The ship then embarked two Army Bell OH-58D "Kiowas" and 13 soldiers of B Troop, 4th Squadron, 17th Cavalry Regiment (Air) (Reconnaissance), 18th Aviation Brigade (Corps) (Airborne). On 16 February 1991, the "Kiowas" flew a night coastal reconnaissance flight, and Jarrett re-directed them approximately 40 miles north to assess bomb damage on an Iraqi HY-2G "Silkworm" (CSS-C-2 Sea Eagle-2) surface-to-surface missile site. Navy Grumman A-6E "Intruders" bombed the site, but the helos discovered that the "Intruders" failed to destroy the Silkworms, and carrier jets bombed them again.

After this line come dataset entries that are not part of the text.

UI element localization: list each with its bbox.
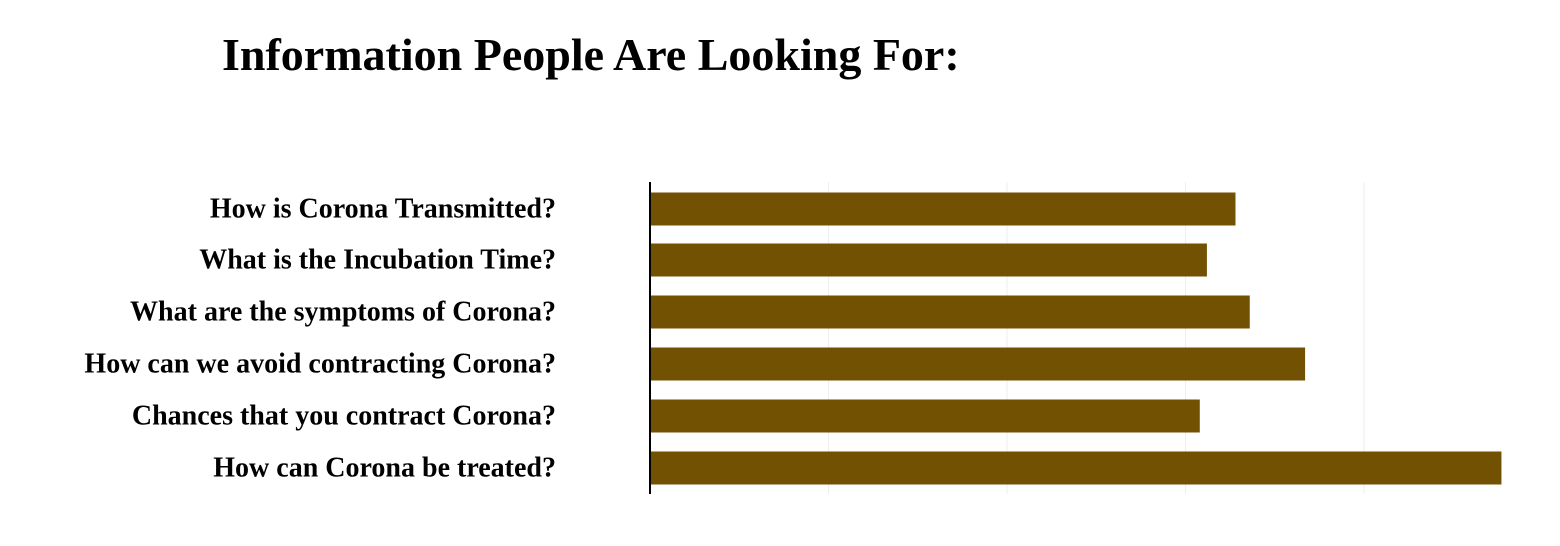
bar: [650, 399, 1200, 433]
category-label: How is Corona Transmitted?: [210, 194, 556, 225]
category-label: What are the symptoms of Corona?: [130, 297, 556, 328]
category-label: Chances that you contract Corona?: [132, 401, 556, 432]
bars: [650, 192, 1502, 485]
category-label: How can Corona be treated?: [213, 453, 556, 484]
category-label: How can we avoid contracting Corona?: [84, 349, 556, 380]
bar: [650, 451, 1502, 485]
bar: [650, 347, 1306, 381]
category-labels: How is Corona Transmitted? What is the In…: [84, 194, 556, 484]
chart-title: Information People Are Looking For:: [222, 29, 960, 80]
bar: [650, 192, 1236, 226]
gridlines: [828, 182, 1365, 494]
bar: [650, 295, 1250, 329]
bar: [650, 243, 1207, 277]
category-label: What is the Incubation Time?: [199, 245, 556, 276]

The two helicopters refueled on board Jarrett and lifted off, equipped with AGM-114 Hellfire air-to-ground missiles. Battleship operated an AAI RQ-2 Pioneer remotely piloted vehicle (RPV) subsequently designated an unmanned aerial vehicle (UAV) that helped the battleship direct her naval gunfire support of the troops fighting ashore. Crewmen launched the Pioneer with the assistance of a rocket-powered booster and recovered the aircraft by utilizing a net strung between two cables on the fantail. The vehicle transmitted images to shipboard TV monitors that enabled men to "walk" rounds onto their targets. The Pioneer revealed that at least one Iraqi missile survived the second bombing, and one of the "Kiowas" launched a Hellfire that destroyed the Silkworm.

Jarrett passed through areas swept clear of mines off the Kuwaiti coast and joined British destroyer and frigate while they protected Missouri as the battleship shelled enemy troops ashore. An Iraqi battery at al-Finţās fired two Silkworms at the formation of allied ships, at 0452 on 25 February 1991. One of the Silkworms misfired and crashed into the sea shortly after the Iraqis launched it, but the other missile hurtled toward Missouri at 605 knots and a height of 375 feet above the water. The U.S. and British ships tracked the incoming missile on their radar. From the bridge of the Jarrett, Lt. Craig Isaacson ordered chaff, torchs, and decoys to be launched to confound the missile's guidance. Missouri also fired its SRBOC chaff at this time. The Phalanx CIWS system on Jarrett, operating in the automatic target-acquisition mode, fixed on Missouris chaff, releasing a burst of rounds. From this burst, four rounds hit Missouri which was 2–3 mi from Jarrett at the time. There were no injuries. Gloucester shot down the missile with two Sea Dart surface-to-air missiles.

Later, Missouri launched a Pioneer RPV that discovered the Iraqi Silkworm battery and the battleship fired 30 16-inch rounds and knocked out the battery. After the cease-fire, Jarrett escorted merchant ships through "mine danger areas" (1 March–14 April).

===31 January 2000===

Alaska Airlines Flight 261, a McDonnell Douglas MD-83 airliner, crashed into the Pacific north of Anacapa Island, California, killing all 88 people on board, on 31 January 2000. A Lockheed NP-3D Orion from Point Mugu, California, two Sikorsky HH-60H Seahawks from Helicopter Sea Combat Squadron (HCS) 5 from Point Mugu, and Coast Guard helos and a Lockheed HC-130H Hercules responded. Aircraft carrier supported rescue crews, and Navy mapping with underwater side scanning sonar and video enabled the searchers to recover pieces of wreckage. Reinforcements included amphibious transport dock , destroyer and Jarrett, these ships embarked HH-60 and SH-60 Seahawks, and a Lockheed S-3B Viking from Naval Air Station North Island.

The ship may have been assigned to a Destroyer squadron that formed part of Carrier Strike Group Three after 2004.

===11 May–19 October 2009===

The ship, with HSL-49 Detachment 3 and Pacific Tactical Law Enforcement Detachment 101 embarked (followed by 107), sailed on a counter-narcotics deployment to the Eastern Pacific. Her operations resulted in the seizure or disruption of the smuggling of over nine tons of narcotics with an estimated street value of $266 million.

== Fate ==
On 21 April 2011, Jarrett was decommissioned at Naval Base San Diego after 15 deployments, and was transported to the Puget Sound Naval Shipyard as its final destination, becoming part of the Mothball Fleet. The ship's most recent deployment was a six-month counter-illicit trafficking deployment, supporting U.S. Naval Forces Southern Command. In 2015, this ship was scrapped.

Jarrett was the first ship of that name in the US Navy.